L’intelligence artificielle permet au secteur de la banque-assurance de faire évoluer sa relation client, d’améliorer la qualité de son conseil et de répondre aux objectifs réglementaires. Elle rééquilibre la relation avec le client final, comme l’explique Jean-Philippe Desbiolles, vice-président Cognitive Solutions d’IBM France.
Quelles sont les différentes applications de l’intelligence artificielle dans le domaine de la banque ?
Jean-Philippe Desbiolles – Faire référence à l’intelligence artificielle (IA) ou à l’intelligence augmentée dans ce secteur revient à parler de banque apprenante. Le développement d’Internet dans les services bancaires a progressivement inversé la relation entre le banquier et son client. Aujourd’hui, le banquier sachant est challengé par un client surinformé. De leur côté, les forces de vente ont été soumises à des objectifs renforcés sur une plateforme de produits élargie, ce qui les a parfois amenées à pousser des produits pas toujours en phase avec les besoins des clients. Il faut réussir à desserrer ce double étau et permettre aux forces de vente de retrouver leur rôle de conseil. L’IA intervient pour cela à trois niveaux. Elle permet de rétablir une relation et un dialogue de confiance avec le client, en remettant du rationnel et de l’explication dans les décisions. Dans ce secteur, les expertises sont parfois pointues et les experts pas toujours faciles à joindre. L’intelligence artificielle permet aux collaborateurs d’accéder plus facilement aux savoirs et aux savoir-faire. Ils interviennent aussi dans le volet risque et conformité, notamment en ce qui concerne la « consistance du service » sur laquelle les banques sont pénalement responsables. Même dans un contexte d’hyper personnalisation, l’IA aide à rendre le conseil consistant, c’est-à-dire à s’assurer que la banque apporte le même niveau de conseil, quelle que soit l’agence qui l’a fourni.
Avec quels types d’offres cela se traduit-il ?
J.-P. D. – La banque-assurance est très engagée dans le design de l’expérience client et revoit en profondeur ses interfaces relationnelles.
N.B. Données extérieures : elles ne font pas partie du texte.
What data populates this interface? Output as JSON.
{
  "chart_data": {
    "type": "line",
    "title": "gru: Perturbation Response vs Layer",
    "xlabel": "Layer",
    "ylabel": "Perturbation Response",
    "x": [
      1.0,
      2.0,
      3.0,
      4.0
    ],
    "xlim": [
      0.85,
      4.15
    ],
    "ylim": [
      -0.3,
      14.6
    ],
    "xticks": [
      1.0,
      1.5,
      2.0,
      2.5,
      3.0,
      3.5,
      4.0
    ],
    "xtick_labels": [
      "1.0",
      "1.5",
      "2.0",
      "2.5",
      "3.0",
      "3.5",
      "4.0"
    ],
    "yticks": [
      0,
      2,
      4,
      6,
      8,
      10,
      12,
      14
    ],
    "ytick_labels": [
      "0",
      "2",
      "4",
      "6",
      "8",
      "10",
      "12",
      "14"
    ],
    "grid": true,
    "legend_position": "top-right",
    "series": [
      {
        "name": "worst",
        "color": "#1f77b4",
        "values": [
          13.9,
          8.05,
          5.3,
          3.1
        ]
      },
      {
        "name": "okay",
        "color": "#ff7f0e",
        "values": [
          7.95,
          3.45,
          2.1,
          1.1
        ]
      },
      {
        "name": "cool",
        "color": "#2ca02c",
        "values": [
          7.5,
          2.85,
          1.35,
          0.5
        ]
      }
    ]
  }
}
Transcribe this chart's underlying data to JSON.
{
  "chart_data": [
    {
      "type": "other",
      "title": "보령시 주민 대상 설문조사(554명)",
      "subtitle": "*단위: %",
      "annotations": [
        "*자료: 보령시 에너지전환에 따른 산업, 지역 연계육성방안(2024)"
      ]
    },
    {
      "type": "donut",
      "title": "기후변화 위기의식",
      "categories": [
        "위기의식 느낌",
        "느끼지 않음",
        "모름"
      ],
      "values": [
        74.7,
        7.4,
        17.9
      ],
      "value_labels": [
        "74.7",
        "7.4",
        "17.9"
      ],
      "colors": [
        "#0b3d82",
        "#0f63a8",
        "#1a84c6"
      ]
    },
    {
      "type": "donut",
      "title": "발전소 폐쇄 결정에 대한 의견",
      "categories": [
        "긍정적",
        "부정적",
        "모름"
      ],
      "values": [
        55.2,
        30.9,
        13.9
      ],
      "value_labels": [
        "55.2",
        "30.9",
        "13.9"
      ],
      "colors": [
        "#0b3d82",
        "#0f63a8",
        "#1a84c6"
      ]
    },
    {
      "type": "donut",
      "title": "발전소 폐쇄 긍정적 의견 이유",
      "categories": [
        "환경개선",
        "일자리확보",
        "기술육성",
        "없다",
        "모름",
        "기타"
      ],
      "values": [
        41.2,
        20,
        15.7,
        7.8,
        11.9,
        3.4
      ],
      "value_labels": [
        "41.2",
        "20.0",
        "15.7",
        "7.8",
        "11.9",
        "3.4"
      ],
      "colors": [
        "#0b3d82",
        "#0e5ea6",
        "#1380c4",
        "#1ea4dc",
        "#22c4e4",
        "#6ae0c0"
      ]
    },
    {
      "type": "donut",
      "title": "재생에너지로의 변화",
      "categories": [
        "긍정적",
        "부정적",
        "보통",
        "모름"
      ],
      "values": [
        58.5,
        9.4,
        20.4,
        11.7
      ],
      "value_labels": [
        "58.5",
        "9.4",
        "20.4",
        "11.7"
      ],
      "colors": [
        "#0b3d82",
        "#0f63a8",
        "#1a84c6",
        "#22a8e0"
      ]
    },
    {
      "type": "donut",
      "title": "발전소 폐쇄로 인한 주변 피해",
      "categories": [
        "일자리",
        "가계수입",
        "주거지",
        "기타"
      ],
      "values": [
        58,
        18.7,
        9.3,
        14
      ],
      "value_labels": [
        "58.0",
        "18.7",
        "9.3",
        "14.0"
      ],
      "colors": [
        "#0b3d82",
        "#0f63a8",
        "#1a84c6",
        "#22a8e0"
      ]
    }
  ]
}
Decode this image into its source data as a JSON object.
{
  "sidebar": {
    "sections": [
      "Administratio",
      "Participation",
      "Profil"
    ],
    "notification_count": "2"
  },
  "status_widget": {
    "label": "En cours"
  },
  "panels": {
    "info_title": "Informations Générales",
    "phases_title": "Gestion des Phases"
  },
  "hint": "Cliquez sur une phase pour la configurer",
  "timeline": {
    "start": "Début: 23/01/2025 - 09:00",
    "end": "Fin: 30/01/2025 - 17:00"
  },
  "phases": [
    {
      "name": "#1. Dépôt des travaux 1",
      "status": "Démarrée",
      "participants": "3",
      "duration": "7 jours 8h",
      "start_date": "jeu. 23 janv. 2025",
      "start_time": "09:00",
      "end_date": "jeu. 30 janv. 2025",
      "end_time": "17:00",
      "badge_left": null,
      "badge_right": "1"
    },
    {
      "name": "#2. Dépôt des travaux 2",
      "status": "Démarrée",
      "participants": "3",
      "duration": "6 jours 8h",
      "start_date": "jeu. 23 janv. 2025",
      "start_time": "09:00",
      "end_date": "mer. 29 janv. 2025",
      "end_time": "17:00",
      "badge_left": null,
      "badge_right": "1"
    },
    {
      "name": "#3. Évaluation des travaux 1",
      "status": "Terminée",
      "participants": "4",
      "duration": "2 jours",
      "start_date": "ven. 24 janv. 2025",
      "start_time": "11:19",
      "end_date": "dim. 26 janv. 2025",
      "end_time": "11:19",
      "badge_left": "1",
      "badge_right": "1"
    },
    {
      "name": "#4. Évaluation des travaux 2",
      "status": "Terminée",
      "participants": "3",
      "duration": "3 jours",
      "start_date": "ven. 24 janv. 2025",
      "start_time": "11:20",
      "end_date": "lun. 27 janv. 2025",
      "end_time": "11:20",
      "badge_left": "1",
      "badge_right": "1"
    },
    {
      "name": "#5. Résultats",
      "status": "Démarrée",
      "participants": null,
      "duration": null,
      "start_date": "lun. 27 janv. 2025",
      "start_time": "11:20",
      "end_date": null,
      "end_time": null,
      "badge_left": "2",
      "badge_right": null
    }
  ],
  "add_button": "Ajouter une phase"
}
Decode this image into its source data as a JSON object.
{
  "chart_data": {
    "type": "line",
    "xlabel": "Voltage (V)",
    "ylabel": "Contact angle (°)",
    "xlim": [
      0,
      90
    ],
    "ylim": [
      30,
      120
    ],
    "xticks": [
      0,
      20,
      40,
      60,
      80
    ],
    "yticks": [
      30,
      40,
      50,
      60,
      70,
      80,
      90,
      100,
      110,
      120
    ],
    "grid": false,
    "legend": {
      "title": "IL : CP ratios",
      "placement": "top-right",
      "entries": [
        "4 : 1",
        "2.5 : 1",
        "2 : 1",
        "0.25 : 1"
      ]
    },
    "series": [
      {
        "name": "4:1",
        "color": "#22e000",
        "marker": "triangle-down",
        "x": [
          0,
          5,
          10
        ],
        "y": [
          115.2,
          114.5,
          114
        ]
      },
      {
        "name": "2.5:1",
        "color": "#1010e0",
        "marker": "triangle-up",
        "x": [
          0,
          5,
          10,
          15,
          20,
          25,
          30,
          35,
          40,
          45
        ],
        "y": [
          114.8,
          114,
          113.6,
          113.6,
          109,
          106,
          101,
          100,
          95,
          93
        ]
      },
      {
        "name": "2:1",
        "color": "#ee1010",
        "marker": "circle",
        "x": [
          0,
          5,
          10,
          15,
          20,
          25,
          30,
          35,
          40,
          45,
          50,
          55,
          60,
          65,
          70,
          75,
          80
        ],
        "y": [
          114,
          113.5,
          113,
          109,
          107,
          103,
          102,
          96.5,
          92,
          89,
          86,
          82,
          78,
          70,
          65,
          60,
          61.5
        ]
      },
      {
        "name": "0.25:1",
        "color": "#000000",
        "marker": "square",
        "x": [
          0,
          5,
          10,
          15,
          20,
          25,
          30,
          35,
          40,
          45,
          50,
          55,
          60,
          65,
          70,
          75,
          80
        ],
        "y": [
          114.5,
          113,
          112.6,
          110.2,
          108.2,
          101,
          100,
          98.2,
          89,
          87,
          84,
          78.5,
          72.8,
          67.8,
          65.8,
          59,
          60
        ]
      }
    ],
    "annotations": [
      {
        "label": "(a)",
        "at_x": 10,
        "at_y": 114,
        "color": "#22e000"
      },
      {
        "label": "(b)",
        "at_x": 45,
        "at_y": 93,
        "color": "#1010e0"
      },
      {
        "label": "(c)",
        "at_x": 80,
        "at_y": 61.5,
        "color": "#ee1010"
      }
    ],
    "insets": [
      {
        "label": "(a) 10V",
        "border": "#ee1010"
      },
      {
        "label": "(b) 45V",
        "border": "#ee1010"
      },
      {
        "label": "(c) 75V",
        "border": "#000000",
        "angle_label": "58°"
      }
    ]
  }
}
L’IA facilite le dialogue grâce à l’utilisation du langage naturel, de la reconnaissance visuelle… IBM a par exemple créé avec Orange Bank un conseiller virtuel, Djingo powered by Watson intégré avec l’outil de relation client de Salesforce. Orange Bank, la première banque en France 100% digitale peut ainsi délivrer une relation client de bout en bout et devenir une banque apprenante via l’enrichissement continuel de la data.
Dans d’autres cas, les assistants virtuels aident aussi les collaborateurs à répondre aux demandes des clients. Des systèmes d’analyse du ton peuvent détecter si une conversation est empathique ou agressive, ce qui permet d’adapter la discussion. Nous avons développé pour le Crédit Mutuel des assistants virtuels qui analysent les mails entrants des clients. Watson lit, comprend les messages et analyse leur degré d’urgence selon le sujet ou le ton de la demande. La relation entre la banque et ses clients devient ainsi plus personnalisée et plus efficace. En ce qui concerne le conseil, les décisions sont souvent prises avec 20 % de la data dont on aurait besoin. Watson sait lire et analyser ces 80 % de données non structurées qui aident pourtant à prendre de meilleures décisions. Sur le volet risque et conformité, les systèmes cognitifs sont capables d’appliquer des méthodes de type Know Your Customer (KYC) pour vérifier l’identité et les caractéristiques d’un client, et s’assurer de la conformité à la réglementation. IBM mène avec le Crédit Agricole CIB des expérimentations dans ce domaine du KYC.
Quelles pourraient être les prochaines évolutions ?
J.-P. D. – Le collaborateur des banques et le client final vont devenir de plus en plus augmentés. On le voit déjà avec les Digital Natives, qu’il faudrait d’ailleurs appeler « Cognitive Natives ». Pour cette génération, le dialogue avec un assistant intelligent est quelque chose de tout à fait naturel. L’application des systèmes cognitifs et l’IA sont une chance inouïe pour donner du pouvoir au collaborateur et au client et recréer un dialogue et une relation client équilibrés. Il faut toutefois faire attention à ne pas survendre l’IA et rester attentif à l’appropriation et à l’adoption des solutions cognitives par les banques. Avant le cognitif, la performance d’un système informatique ne variait pas, qu’elle soit utilisée ou pas. Avec les systèmes cognitifs, la performance vient de l’utilisation et de l’enrichissement continu de la data. La valeur intrinsèque d’un projet IA dépend aussi de l’intégration dans les systèmes des réseaux bancaires.